LibreNMS monitoring glitch caused paging
Closed, ResolvedPublic

Description

The monitoring glitch showed in https://librenms.wikimedia.org/graphs/to=1589328000/id=19265/type=port_bits/from=1589320800/

Caused the following faulty alert in LibreNMS:

Alert for device asw2-esams.mgmt.esams.wmnet - Primary outbound port utilisation over 80%  #page
Device Name: asw2-esams.mgmt.esams.wmnet
Severity: critical
Timestamp: 2020-05-12 23:10:55
Rule:  Primary outbound port utilisation over 80%  #page
Physical Interface: ae2
Interface Description: Core: cr2-esams:ae1
Interface Speed: 80 Gbs
Inbound Utilization: 5.43847256
Outbound Utilization: 395288.13516505

The alert stayed active for 10min:

  1. t=0 device is pulled: alert triggered
  2. t=5 device is pulled: no recoveries
  3. t=10 device is pulled: recoveries

This was enough to trigger the related Icinga alert.

My guess is a bug in asw2-esams SNMP daemon (see also all the VCPs)

As:

  • A switch stack upgrade (especially in esams) is a heavy operation (requires site depool), see T252631
  • Implementing a safeguard in LibreNMS' code is time consuming (if doable)

We can either live with it until the upgrade (low probability of pages, no operational impact), or find a workaround.
For example:

  • Split the Primary outbound port utilisation over 80% alert in two, one that pages (for CRs) and one that alerts normally (for everything else)

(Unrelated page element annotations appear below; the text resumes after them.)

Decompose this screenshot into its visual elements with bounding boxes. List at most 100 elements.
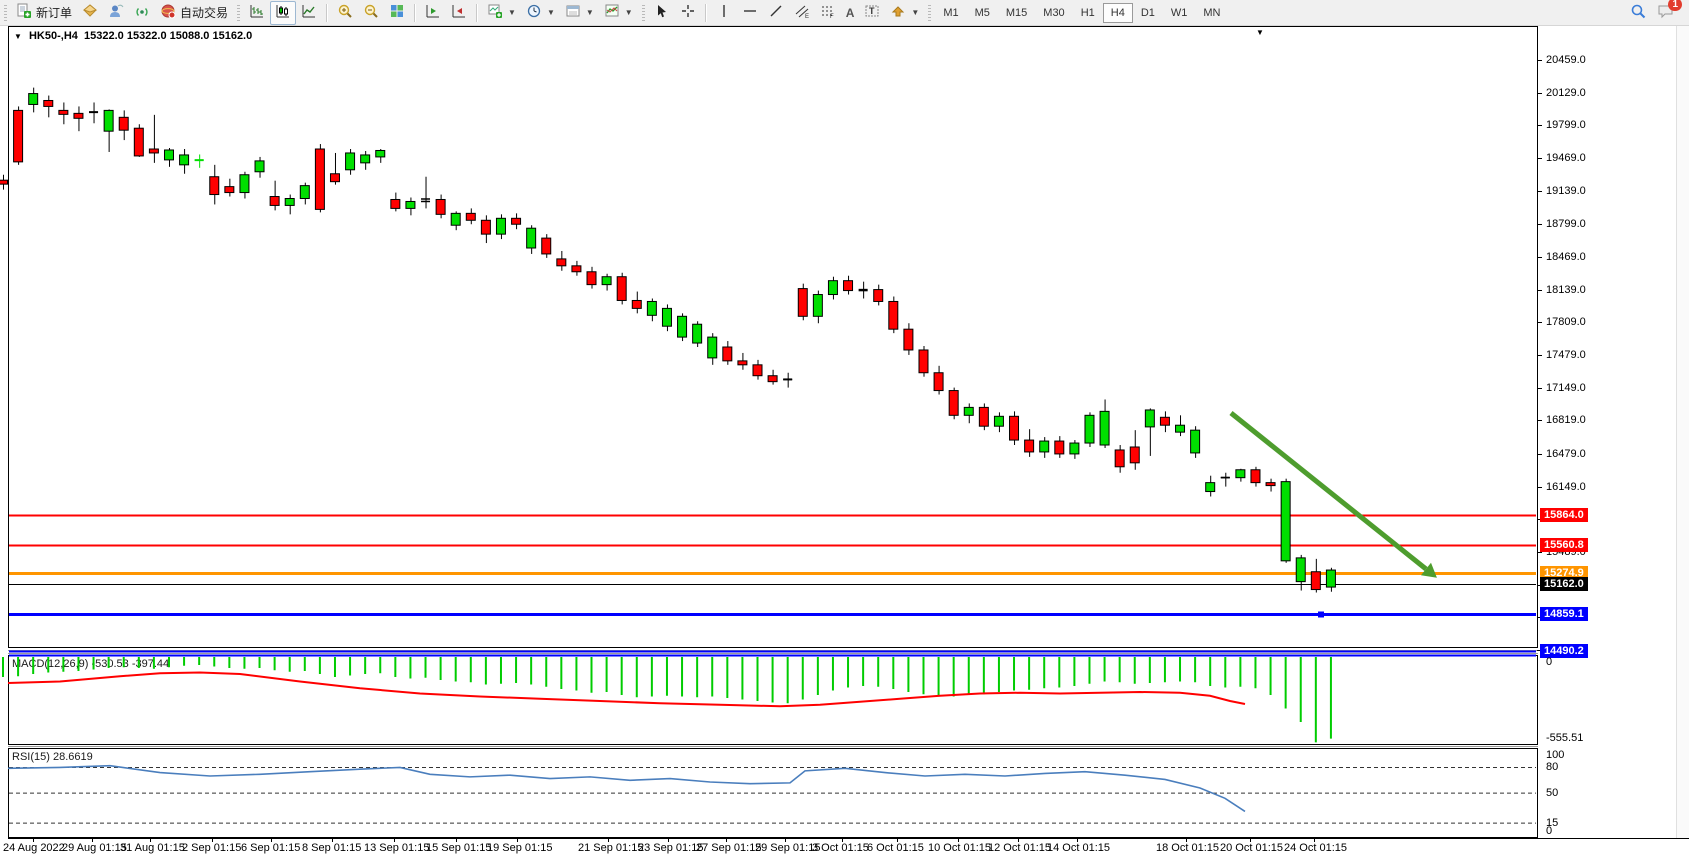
time-axis-label: 6 Oct 01:15 bbox=[867, 842, 924, 854]
timeframe-button-m15[interactable]: M15 bbox=[998, 3, 1035, 23]
svg-text:F: F bbox=[830, 14, 834, 19]
arrows-dropdown[interactable]: ▼ bbox=[885, 1, 924, 25]
time-axis-label: 29 Aug 01:15 bbox=[62, 842, 127, 854]
auto-scroll-icon bbox=[451, 3, 467, 22]
indicators-dropdown[interactable]: ▼ bbox=[599, 1, 638, 25]
time-axis-tick bbox=[668, 838, 669, 842]
indicators-icon bbox=[604, 3, 620, 22]
crosshair-button[interactable] bbox=[675, 1, 701, 25]
price-axis-label: 16149.0 bbox=[1546, 481, 1586, 493]
toolbar-grip[interactable] bbox=[642, 5, 645, 21]
equidistant-channel-button[interactable]: E bbox=[789, 1, 815, 25]
pane-splitter[interactable] bbox=[8, 653, 1538, 654]
fibonacci-icon: F bbox=[820, 3, 836, 22]
price-axis-label: 17149.0 bbox=[1546, 382, 1586, 394]
time-axis-label: 15 Sep 01:15 bbox=[426, 842, 491, 854]
vertical-line-button[interactable] bbox=[711, 1, 737, 25]
new-order-button[interactable]: 新订单 bbox=[11, 1, 77, 25]
timeframe-button-m5[interactable]: M5 bbox=[967, 3, 998, 23]
collapse-triangle-icon[interactable]: ▼ bbox=[14, 32, 22, 41]
signal-button[interactable] bbox=[129, 1, 155, 25]
macd-label: MACD(12,26,9) -530.53 -397.44 bbox=[12, 658, 169, 670]
window-right-edge bbox=[1676, 26, 1689, 862]
timeframe-button-h1[interactable]: H1 bbox=[1073, 3, 1103, 23]
candlestick-chart-button[interactable] bbox=[270, 1, 296, 25]
rsi-pane[interactable] bbox=[8, 748, 1538, 838]
auto-trading-icon bbox=[160, 3, 176, 22]
profiles-dropdown[interactable]: ▼ bbox=[521, 1, 560, 25]
time-axis-tick bbox=[212, 838, 213, 842]
timeframe-button-h4[interactable]: H4 bbox=[1103, 3, 1133, 23]
time-axis-label: 8 Sep 01:15 bbox=[302, 842, 361, 854]
zoom-out-button[interactable] bbox=[358, 1, 384, 25]
symbol-period-label: HK50-,H4 bbox=[29, 30, 78, 42]
timeframe-button-m30[interactable]: M30 bbox=[1035, 3, 1072, 23]
main-chart-pane[interactable] bbox=[8, 26, 1538, 648]
toolbar-grip[interactable] bbox=[928, 5, 931, 21]
notifications-chat-icon[interactable]: 1 bbox=[1657, 3, 1675, 22]
bar-chart-button[interactable] bbox=[244, 1, 270, 25]
time-axis-label: 3 Oct 01:15 bbox=[812, 842, 869, 854]
time-axis-label: 18 Oct 01:15 bbox=[1156, 842, 1219, 854]
chart-corner-marker-icon: ▼ bbox=[1256, 28, 1264, 37]
price-axis-tick bbox=[1537, 93, 1542, 94]
chart-shift-button[interactable] bbox=[420, 1, 446, 25]
toolbar-separator bbox=[705, 4, 707, 22]
bar-chart-icon bbox=[249, 3, 265, 22]
timeframe-button-w1[interactable]: W1 bbox=[1163, 3, 1196, 23]
line-chart-button[interactable] bbox=[296, 1, 322, 25]
cursor-button[interactable] bbox=[649, 1, 675, 25]
toolbar-grip[interactable] bbox=[237, 5, 240, 21]
new-order-label: 新订单 bbox=[36, 4, 72, 21]
text-button[interactable]: A bbox=[841, 1, 860, 25]
price-axis-label: 20459.0 bbox=[1546, 54, 1586, 66]
pane-splitter[interactable] bbox=[8, 746, 1538, 747]
fibonacci-button[interactable]: F bbox=[815, 1, 841, 25]
toolbar-grip[interactable] bbox=[4, 5, 7, 21]
macd-pane[interactable] bbox=[8, 655, 1538, 745]
market-watch-button[interactable] bbox=[77, 1, 103, 25]
auto-trading-button[interactable]: 自动交易 bbox=[155, 1, 233, 25]
tile-windows-button[interactable] bbox=[384, 1, 410, 25]
templates-dropdown[interactable]: ▼ bbox=[560, 1, 599, 25]
price-axis-label: 16479.0 bbox=[1546, 448, 1586, 460]
profile-button[interactable] bbox=[103, 1, 129, 25]
template-icon bbox=[565, 3, 581, 22]
chart-title: ▼ HK50-,H4 15322.0 15322.0 15088.0 15162… bbox=[14, 30, 252, 42]
tile-windows-icon bbox=[389, 3, 405, 22]
pane-splitter[interactable] bbox=[8, 650, 1538, 651]
trendline-button[interactable] bbox=[763, 1, 789, 25]
new-chart-dropdown[interactable]: ▼ bbox=[482, 1, 521, 25]
profile-icon bbox=[108, 3, 124, 22]
horizontal-line-button[interactable] bbox=[737, 1, 763, 25]
toolbar-separator bbox=[414, 4, 416, 22]
price-tag-14859.1: 14859.1 bbox=[1540, 607, 1588, 621]
time-axis-tick bbox=[1314, 838, 1315, 842]
timeframe-button-d1[interactable]: D1 bbox=[1133, 3, 1163, 23]
price-axis-tick bbox=[1537, 125, 1542, 126]
auto-scroll-button[interactable] bbox=[446, 1, 472, 25]
time-axis[interactable]: 24 Aug 202229 Aug 01:1531 Aug 01:152 Sep… bbox=[0, 838, 1689, 862]
price-axis-tick bbox=[1537, 224, 1542, 225]
chevron-down-icon: ▼ bbox=[911, 8, 919, 17]
timeframe-button-m1[interactable]: M1 bbox=[935, 3, 966, 23]
time-axis-tick bbox=[608, 838, 609, 842]
time-axis-label: 20 Oct 01:15 bbox=[1220, 842, 1283, 854]
price-axis-tick bbox=[1537, 420, 1542, 421]
timeframe-button-mn[interactable]: MN bbox=[1195, 3, 1228, 23]
time-axis-tick bbox=[897, 838, 898, 842]
price-axis-tick bbox=[1537, 454, 1542, 455]
search-icon[interactable] bbox=[1630, 3, 1647, 23]
text-label-button[interactable]: T bbox=[859, 1, 885, 25]
macd-axis-label: 0 bbox=[1546, 656, 1552, 668]
price-axis-tick bbox=[1537, 290, 1542, 291]
chevron-down-icon: ▼ bbox=[547, 8, 555, 17]
time-axis-tick bbox=[842, 838, 843, 842]
time-axis-label: 2 Sep 01:15 bbox=[182, 842, 241, 854]
time-axis-tick bbox=[1018, 838, 1019, 842]
time-axis-tick bbox=[726, 838, 727, 842]
zoom-in-button[interactable] bbox=[332, 1, 358, 25]
time-axis-tick bbox=[271, 838, 272, 842]
ohlc-values: 15322.0 15322.0 15088.0 15162.0 bbox=[84, 30, 252, 42]
line-chart-icon bbox=[301, 3, 317, 22]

I don't think a LibreNMS upgrade would have helped, but doesn't hurt. See T251222.

Event Timeline

ayounsi triaged this task as Medium priority.May 13 2020, 9:37 AM
ayounsi created this task.
Restricted Application added a subscriber: Aklapper. · View Herald Transcript

This happened again just now.

Something else we could do as a temporary mitigation is just accept a longer time-to-page in legitimate incidents and increase retries to require 15 minutes before a page. Or (Arzhel's suggestion) configure the LibreNMS alert to also require <101% utilization to be an alert.

I added an extra condition to the inbound and outbound alerts to trigger: usage needs to be < 150%. Which is way bellow the crazy % we saw when the bug happens.

This should mitigates this specific issue until the switch stack gets upgraded.

ayounsi claimed this task.

With the mitigation and the task to upgrade the router it's fine to close that one.